The total insured damage that was caused by the fire stands at $3.58 billion. In comparison, the 1998 ice storm in Quebec resulted in $2.2 billion in claims and the 2013 floods in Alberta – in $1.9 billion. The cost of rebuilding infrastructure and structures, together with lost royalties, profits, and income is estimated at $9.9 billion, making it the most expensive state of emergency in the history of Canada.
Personal property claims in the amount of $2.4 billion were made, including 12,000 freezers and fridges claims and 12,000 vehicle claims. A total of 45,000 commercial and personal claims were filed to cover the cost of rebuilding and repairing residential homes and other buildings.

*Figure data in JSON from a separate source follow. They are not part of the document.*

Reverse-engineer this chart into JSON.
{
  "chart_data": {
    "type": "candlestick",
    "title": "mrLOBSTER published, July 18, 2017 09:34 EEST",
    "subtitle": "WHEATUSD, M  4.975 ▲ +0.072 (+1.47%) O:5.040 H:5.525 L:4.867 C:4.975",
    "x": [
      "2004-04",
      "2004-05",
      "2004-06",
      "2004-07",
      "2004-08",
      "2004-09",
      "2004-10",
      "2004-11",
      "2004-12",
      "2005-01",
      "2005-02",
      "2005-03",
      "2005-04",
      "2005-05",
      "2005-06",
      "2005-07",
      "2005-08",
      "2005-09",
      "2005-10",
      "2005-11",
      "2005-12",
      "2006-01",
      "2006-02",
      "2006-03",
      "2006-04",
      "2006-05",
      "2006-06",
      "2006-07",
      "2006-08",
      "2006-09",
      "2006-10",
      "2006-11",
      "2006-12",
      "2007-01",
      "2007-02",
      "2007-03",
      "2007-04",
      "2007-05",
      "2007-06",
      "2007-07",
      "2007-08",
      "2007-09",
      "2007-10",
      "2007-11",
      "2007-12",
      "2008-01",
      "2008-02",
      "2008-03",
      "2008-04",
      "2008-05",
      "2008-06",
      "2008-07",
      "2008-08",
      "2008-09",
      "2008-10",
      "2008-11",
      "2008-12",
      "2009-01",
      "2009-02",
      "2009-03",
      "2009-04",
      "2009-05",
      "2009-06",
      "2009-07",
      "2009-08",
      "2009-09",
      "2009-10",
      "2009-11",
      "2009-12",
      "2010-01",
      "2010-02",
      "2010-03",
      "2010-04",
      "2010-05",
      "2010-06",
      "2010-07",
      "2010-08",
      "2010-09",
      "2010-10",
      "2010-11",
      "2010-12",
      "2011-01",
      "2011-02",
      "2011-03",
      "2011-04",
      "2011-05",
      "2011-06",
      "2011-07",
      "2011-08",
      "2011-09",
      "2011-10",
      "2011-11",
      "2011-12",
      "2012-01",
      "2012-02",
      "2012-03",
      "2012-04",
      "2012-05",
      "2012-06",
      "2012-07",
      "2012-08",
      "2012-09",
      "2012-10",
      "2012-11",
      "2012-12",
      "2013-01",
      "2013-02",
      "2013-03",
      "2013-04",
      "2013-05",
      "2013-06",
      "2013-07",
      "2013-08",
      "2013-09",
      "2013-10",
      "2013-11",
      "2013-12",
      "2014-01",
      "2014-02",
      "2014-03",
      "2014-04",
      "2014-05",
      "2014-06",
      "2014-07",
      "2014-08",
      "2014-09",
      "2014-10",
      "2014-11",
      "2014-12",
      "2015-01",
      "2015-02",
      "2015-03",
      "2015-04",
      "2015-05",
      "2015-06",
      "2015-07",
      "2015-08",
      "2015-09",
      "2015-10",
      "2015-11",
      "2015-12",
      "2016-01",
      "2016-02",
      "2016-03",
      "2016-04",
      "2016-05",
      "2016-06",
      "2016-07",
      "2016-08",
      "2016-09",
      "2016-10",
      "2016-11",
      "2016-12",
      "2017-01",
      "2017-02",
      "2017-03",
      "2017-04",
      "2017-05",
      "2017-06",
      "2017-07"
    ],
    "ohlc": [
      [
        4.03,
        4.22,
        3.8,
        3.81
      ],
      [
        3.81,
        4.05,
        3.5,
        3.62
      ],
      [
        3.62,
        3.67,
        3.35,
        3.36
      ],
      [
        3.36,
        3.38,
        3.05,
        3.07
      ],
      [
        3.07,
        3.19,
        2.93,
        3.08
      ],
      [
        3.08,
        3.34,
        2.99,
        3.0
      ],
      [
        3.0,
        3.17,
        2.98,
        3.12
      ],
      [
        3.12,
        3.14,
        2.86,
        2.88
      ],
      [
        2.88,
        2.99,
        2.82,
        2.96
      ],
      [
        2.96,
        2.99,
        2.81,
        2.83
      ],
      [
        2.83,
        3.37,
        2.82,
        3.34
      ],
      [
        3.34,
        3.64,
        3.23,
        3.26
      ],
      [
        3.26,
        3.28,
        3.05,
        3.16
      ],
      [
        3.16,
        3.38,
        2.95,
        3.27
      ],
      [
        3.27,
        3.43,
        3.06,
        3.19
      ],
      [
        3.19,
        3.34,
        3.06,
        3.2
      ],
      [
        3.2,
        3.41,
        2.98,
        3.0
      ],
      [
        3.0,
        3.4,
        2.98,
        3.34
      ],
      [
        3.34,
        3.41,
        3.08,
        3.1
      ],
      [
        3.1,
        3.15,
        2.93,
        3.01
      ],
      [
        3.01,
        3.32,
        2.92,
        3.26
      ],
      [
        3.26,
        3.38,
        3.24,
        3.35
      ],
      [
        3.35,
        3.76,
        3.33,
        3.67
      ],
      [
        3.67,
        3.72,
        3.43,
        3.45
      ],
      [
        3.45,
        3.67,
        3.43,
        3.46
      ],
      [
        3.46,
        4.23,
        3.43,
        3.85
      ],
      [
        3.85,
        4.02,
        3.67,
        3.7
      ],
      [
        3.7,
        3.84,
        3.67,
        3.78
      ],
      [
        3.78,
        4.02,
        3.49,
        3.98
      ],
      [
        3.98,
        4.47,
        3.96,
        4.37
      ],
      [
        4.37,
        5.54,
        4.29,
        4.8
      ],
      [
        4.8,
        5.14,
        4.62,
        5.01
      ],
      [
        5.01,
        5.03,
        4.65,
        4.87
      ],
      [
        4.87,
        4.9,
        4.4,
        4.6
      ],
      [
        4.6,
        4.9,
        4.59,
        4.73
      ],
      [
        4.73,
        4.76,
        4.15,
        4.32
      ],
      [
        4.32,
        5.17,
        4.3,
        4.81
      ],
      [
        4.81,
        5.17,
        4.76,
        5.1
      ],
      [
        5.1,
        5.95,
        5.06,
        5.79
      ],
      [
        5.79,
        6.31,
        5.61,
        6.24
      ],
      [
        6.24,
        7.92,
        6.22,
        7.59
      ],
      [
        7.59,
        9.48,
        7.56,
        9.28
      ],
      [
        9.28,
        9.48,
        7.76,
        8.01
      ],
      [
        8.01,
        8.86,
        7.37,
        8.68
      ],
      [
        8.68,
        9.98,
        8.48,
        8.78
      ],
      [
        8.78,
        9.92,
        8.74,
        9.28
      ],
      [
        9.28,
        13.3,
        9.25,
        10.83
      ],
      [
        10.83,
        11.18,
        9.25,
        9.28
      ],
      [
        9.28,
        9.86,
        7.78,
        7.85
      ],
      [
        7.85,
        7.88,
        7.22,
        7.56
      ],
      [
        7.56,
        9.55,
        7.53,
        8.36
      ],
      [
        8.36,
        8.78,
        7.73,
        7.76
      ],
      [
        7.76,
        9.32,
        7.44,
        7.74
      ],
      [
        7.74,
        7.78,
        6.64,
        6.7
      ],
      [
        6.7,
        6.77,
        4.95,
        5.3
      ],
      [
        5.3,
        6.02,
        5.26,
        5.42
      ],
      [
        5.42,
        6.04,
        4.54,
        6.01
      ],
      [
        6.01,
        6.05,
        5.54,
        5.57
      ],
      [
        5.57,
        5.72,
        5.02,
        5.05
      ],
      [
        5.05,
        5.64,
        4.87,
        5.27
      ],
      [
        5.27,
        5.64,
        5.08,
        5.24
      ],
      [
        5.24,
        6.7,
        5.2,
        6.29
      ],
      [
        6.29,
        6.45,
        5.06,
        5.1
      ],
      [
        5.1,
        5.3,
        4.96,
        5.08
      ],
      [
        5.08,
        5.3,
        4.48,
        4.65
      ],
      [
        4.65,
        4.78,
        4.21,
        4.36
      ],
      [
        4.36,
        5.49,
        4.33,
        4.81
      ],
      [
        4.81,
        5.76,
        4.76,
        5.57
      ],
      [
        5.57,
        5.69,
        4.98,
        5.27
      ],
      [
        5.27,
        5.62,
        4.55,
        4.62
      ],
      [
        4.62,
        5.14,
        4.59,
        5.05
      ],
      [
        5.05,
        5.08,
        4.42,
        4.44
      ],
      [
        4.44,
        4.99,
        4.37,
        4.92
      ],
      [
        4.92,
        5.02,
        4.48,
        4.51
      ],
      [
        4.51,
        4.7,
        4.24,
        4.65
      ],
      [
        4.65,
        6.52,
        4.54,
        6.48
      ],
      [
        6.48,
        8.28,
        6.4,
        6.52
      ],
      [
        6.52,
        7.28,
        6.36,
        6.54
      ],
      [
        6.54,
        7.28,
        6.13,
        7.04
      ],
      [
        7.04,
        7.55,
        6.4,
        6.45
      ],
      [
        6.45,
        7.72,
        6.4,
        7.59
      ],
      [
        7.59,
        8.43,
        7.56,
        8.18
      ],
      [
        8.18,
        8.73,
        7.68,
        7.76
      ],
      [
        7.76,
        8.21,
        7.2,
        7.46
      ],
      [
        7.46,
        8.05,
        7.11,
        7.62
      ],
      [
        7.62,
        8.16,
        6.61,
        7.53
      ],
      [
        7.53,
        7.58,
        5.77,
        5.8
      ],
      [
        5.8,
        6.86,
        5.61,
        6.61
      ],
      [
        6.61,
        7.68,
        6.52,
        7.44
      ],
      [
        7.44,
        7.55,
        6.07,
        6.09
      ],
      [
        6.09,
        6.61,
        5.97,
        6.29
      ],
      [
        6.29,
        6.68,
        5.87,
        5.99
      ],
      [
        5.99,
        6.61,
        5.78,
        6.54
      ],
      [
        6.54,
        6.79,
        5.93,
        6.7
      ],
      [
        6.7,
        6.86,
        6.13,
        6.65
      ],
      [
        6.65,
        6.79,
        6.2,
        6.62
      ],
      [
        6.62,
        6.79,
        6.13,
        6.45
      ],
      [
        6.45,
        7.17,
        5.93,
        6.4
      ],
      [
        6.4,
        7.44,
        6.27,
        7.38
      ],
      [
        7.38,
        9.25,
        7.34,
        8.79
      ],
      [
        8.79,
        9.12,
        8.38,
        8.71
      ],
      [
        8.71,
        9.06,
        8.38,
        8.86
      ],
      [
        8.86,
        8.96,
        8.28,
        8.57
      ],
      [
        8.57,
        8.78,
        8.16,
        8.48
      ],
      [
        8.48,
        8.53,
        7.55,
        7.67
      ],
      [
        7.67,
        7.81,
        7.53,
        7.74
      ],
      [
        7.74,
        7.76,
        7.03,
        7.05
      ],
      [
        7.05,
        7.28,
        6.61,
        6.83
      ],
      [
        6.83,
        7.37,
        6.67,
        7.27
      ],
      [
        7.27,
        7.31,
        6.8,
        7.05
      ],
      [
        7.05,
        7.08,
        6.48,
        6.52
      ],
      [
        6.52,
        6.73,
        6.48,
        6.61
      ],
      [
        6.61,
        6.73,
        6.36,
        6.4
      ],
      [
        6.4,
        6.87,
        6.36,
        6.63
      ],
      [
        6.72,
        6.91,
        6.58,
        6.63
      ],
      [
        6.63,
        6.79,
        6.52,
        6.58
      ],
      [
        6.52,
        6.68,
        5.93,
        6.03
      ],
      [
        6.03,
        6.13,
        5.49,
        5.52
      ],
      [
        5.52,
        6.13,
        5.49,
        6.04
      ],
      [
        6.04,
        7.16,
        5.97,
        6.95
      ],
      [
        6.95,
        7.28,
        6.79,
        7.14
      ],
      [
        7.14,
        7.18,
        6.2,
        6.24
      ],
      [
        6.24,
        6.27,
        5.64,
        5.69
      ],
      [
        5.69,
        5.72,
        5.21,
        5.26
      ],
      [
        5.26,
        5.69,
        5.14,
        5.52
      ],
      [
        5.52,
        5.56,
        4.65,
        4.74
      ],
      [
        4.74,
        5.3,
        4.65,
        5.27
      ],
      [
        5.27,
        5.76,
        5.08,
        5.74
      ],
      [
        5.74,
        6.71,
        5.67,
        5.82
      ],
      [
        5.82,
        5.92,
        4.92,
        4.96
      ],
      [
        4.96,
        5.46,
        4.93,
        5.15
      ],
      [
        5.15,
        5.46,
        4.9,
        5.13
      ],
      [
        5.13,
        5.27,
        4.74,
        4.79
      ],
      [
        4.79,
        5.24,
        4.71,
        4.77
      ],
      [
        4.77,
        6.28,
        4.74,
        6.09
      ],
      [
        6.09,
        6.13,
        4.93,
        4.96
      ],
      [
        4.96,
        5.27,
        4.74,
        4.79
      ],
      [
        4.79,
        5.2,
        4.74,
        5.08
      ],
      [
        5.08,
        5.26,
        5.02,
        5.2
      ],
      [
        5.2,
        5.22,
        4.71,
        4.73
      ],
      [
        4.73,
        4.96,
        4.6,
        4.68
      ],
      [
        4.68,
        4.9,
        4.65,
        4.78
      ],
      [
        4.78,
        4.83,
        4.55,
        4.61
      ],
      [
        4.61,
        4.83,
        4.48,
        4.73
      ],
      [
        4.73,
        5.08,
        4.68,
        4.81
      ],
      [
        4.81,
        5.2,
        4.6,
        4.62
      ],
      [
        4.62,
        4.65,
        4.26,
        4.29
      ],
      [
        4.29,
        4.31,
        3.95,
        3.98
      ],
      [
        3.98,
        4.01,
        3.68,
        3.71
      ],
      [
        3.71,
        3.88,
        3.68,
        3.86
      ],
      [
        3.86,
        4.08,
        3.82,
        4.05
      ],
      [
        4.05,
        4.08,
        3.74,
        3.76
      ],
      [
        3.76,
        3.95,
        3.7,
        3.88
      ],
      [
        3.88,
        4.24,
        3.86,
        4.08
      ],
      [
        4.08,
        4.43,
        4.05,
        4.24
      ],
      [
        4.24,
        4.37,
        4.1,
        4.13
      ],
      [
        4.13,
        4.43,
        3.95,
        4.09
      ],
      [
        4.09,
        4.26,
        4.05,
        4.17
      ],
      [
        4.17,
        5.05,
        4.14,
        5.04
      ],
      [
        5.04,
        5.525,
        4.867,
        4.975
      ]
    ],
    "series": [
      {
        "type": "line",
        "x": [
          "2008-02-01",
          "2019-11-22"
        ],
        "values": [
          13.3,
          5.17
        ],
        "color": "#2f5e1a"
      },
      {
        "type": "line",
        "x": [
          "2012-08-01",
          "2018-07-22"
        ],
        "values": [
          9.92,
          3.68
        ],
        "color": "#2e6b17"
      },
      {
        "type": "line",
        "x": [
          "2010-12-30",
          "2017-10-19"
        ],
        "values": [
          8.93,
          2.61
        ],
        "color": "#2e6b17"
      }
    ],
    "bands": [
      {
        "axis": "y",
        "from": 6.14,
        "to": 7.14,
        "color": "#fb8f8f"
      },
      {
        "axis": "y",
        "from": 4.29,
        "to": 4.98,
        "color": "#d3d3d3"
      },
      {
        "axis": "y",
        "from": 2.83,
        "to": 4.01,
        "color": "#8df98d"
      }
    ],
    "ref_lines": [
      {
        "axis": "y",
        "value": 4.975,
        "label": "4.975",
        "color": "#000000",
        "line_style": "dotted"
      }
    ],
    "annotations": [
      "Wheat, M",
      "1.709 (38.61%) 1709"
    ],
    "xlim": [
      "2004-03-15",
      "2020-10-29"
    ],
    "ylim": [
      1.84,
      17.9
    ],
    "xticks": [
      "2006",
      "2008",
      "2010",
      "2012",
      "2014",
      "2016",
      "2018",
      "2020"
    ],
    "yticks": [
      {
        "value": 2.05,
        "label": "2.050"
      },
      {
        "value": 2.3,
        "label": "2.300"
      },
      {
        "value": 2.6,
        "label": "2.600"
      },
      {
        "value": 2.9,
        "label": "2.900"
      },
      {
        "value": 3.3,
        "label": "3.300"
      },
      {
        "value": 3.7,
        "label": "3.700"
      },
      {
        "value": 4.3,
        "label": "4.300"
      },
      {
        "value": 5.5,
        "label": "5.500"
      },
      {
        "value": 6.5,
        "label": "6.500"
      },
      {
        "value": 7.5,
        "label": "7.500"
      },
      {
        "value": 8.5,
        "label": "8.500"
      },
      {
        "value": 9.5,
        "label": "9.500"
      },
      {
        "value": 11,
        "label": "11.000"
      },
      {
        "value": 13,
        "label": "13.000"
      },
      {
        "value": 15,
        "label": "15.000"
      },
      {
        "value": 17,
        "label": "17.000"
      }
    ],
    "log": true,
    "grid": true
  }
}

Some 2,400 buildings and residential homes were destroyed as a result of the wildfire, and 90,000 residents were evacuated. Of them, 1,600 residential buildings were completely destroyed. A year after the wildfire, only 30 percent of the residential homes were rebuilt, and many residents were forced to resort to debt financing to rebuild their homes (see here: https://www.lifeoncredit.ca/top-12-best-credit-cards-in-canada-for-2018/). In the view of Professor Rafat Elam, teaching Economics at the MacEwan University, many of the residents who suffered loss also went through serious depression. According to his estimates, the cost of mental healthcare stands at $2.27 billion. Direct costs such as the costs for rehabilitation of residents and firefighters, the costs for evacuating homes, and others should also be factored in. Elam points to the fact that there are indirect costs such as environmental damage, and it can take a decade to get an accurate picture of the true scope and scale of the disaster and how much it costs.
What is more, insurance companies are likely to offer higher insurance rates in the future. Experts expect that premium increases will be in the range of $2 - $50 a month. New regulations are likely to be developed and implemented by insurance providers with regard to the construction materials that can be used for siding and roofing. For many residents, the most traumatic experience has been to lose their homes, personal items, and valuables within hours (see here: https://www.lifeoncredit.ca/top-6-credit-cards-for-bad-credit-in-canada/).
When a state of emergency was declared, some of the largest oil producing businesses were forced to limit or temporarily discontinue operations, resulting in heavy losses. Oil production losses amount to 1.2 million barrels on a daily basis or $985 million within a period of 14 days. The GDP of Alberta decreased by 0.33 percent as a result of this. Small and mid-range businesses were also forced to shut down during the wildfire and suffered financial losses. Experts point to the fact that businesses will require additional capital in the form of business and commercial loans to keep going, and growing debt may result in bankruptcies and insolvencies.
Developing best practices and adequate fire safety and prevention policies is essential in light of the fact that wildfires are expected to increase in number as a result of climate change and global warming.